A lot of anti-AI backlash seems to exempt machine translation, which as far as I can tell is just because it's been around for so long that people are comfortable with it and don't see it as new or AI-y, which imho spells doom for a lot of this- in ten years automatic tab groups will seem just as natural and non-intrusive as machine translation.
It's not mere familiarity. Machine translation is immediately useful to me. I was going to pull up google translate anyway; keeping it local to my device improves both convenience and privacy.
A local LLM that I explicitly bring up to ask a question and dismiss (ie no CPU or RAM usage) when I'm done consulting it is nice. A piece of software I'm using interrupting what I'm doing to ask me a useless and annoying question or to make an unsolicited change to my workspace leaves me thinking about permanently uninstalling it.
I will never want automatic tab groups or automatic anything else. I don't even want an "integrated" desktop environment - I use i3 to get away from that. I hate all the useless bullshit half baked features that are constantly shoved in my face.
If the modern web was compatible with it I'd use a text based browser for 90% of what I do online. And if that were the case I'd still welcome a built in machine translation feature because it's an incredibly useful tool.
Firefox's translation by default does pop up to interrupt and ask if you want to translate a page that it's detected is in another language. We're just more used to that and it's a more reliable signal that you probably want to run a tool than most.
It's still relatively new in FF and I don't think I've seen anyone complaining about it annoying them with popups, even though it absolutely does throw up an interrupting overlay, especially on mobile.
I definitely complain about this one. I can read a few languages, and rarely if ever browse a page in a language I don't understand, so popups with "do you want to translate this" are unwelcome here. It doesn't help that in the first iterations Firefox didn't offer a quick way to turn the whole thing off.
You can disable the popup but still invoke the tool manually from the main menu. I reaffirm my previously expressed dissatisfaction with modern software "features" and add that there are plenty of defaults in Firefox that I personally dislike. That includes anything that pops up unsolicited without good reason.

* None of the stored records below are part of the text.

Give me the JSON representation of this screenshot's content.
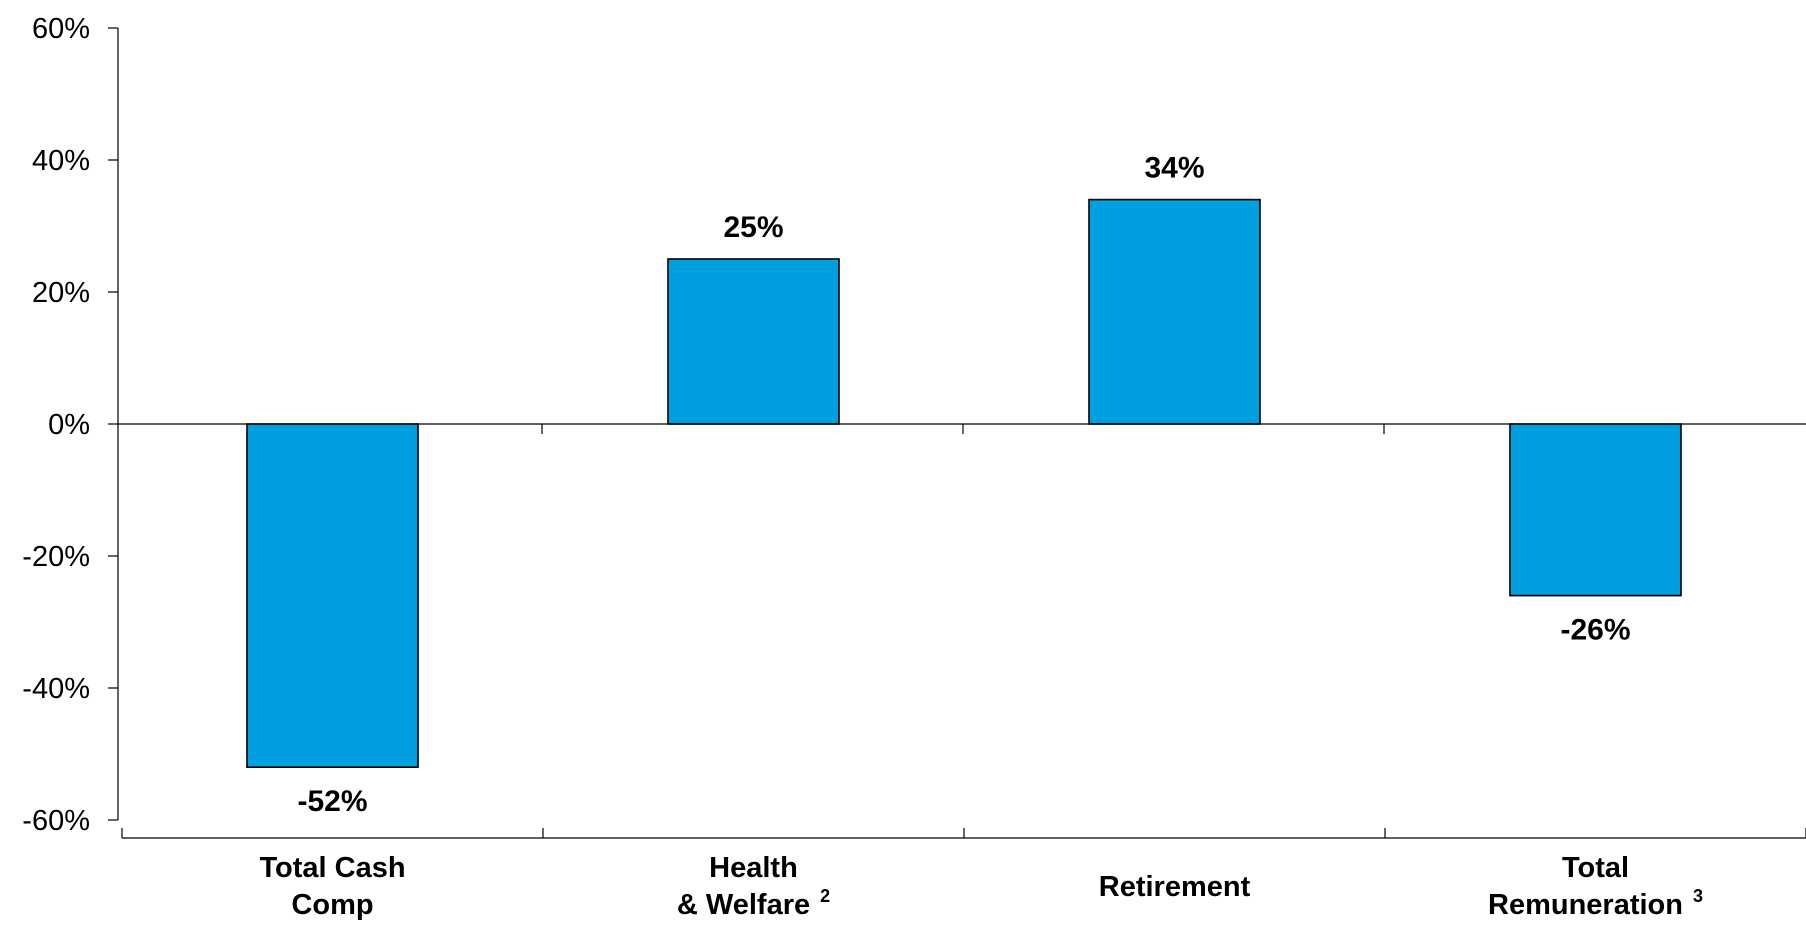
{
  "chart_data": {
    "type": "bar",
    "title": "",
    "xlabel": "",
    "ylabel": "",
    "ylim": [
      -60,
      60
    ],
    "yticks": [
      60,
      40,
      20,
      0,
      -20,
      -40,
      -60
    ],
    "ytick_format": "{v}%",
    "grid": false,
    "legend": "none",
    "bar_color": "#009fe0",
    "bar_edge_color": "#000000",
    "categories": [
      {
        "lines": [
          "Total Cash",
          "Comp"
        ],
        "superscript": ""
      },
      {
        "lines": [
          "Health",
          "& Welfare"
        ],
        "superscript": "2"
      },
      {
        "lines": [
          "Retirement"
        ],
        "superscript": ""
      },
      {
        "lines": [
          "Total",
          "Remuneration"
        ],
        "superscript": "3"
      }
    ],
    "values": [
      -52,
      25,
      34,
      -26
    ],
    "data_labels": [
      "-52%",
      "25%",
      "34%",
      "-26%"
    ]
  }
}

From a UI perspective, auto tab groups are just an extra button as far as I can tell, so it's not clear why it's getting the axe from this site, just from a pure "this is annoying" point of view.
The flow is 1) you drag a tab over another tab and it suggests a name for the tab group and 2) you click on a tab group and another button offers to suggest more of your tabs you can add to the group. That's less intrusive than Firefox Translations are by default.
These are tiny purpose built models with simple and safe use cases.
Do you also want to remove the ML that gets the results you want at the top of the address bar autocomplete. That's been around for 15 years and it's "AI" so might as well get rid of it right?
This "all ML sucks" because generative AI LLMs suck has to end. It's entirely a garbage take.
Isn't it? I am totally looking forward to a grammar checker that can compete with DeepL or Grammarly that can run locally and not heavy on resources. This will complete the holy trinity of local and free natural language editing; translations, grammar/spell checker, thesaurus/dictionary!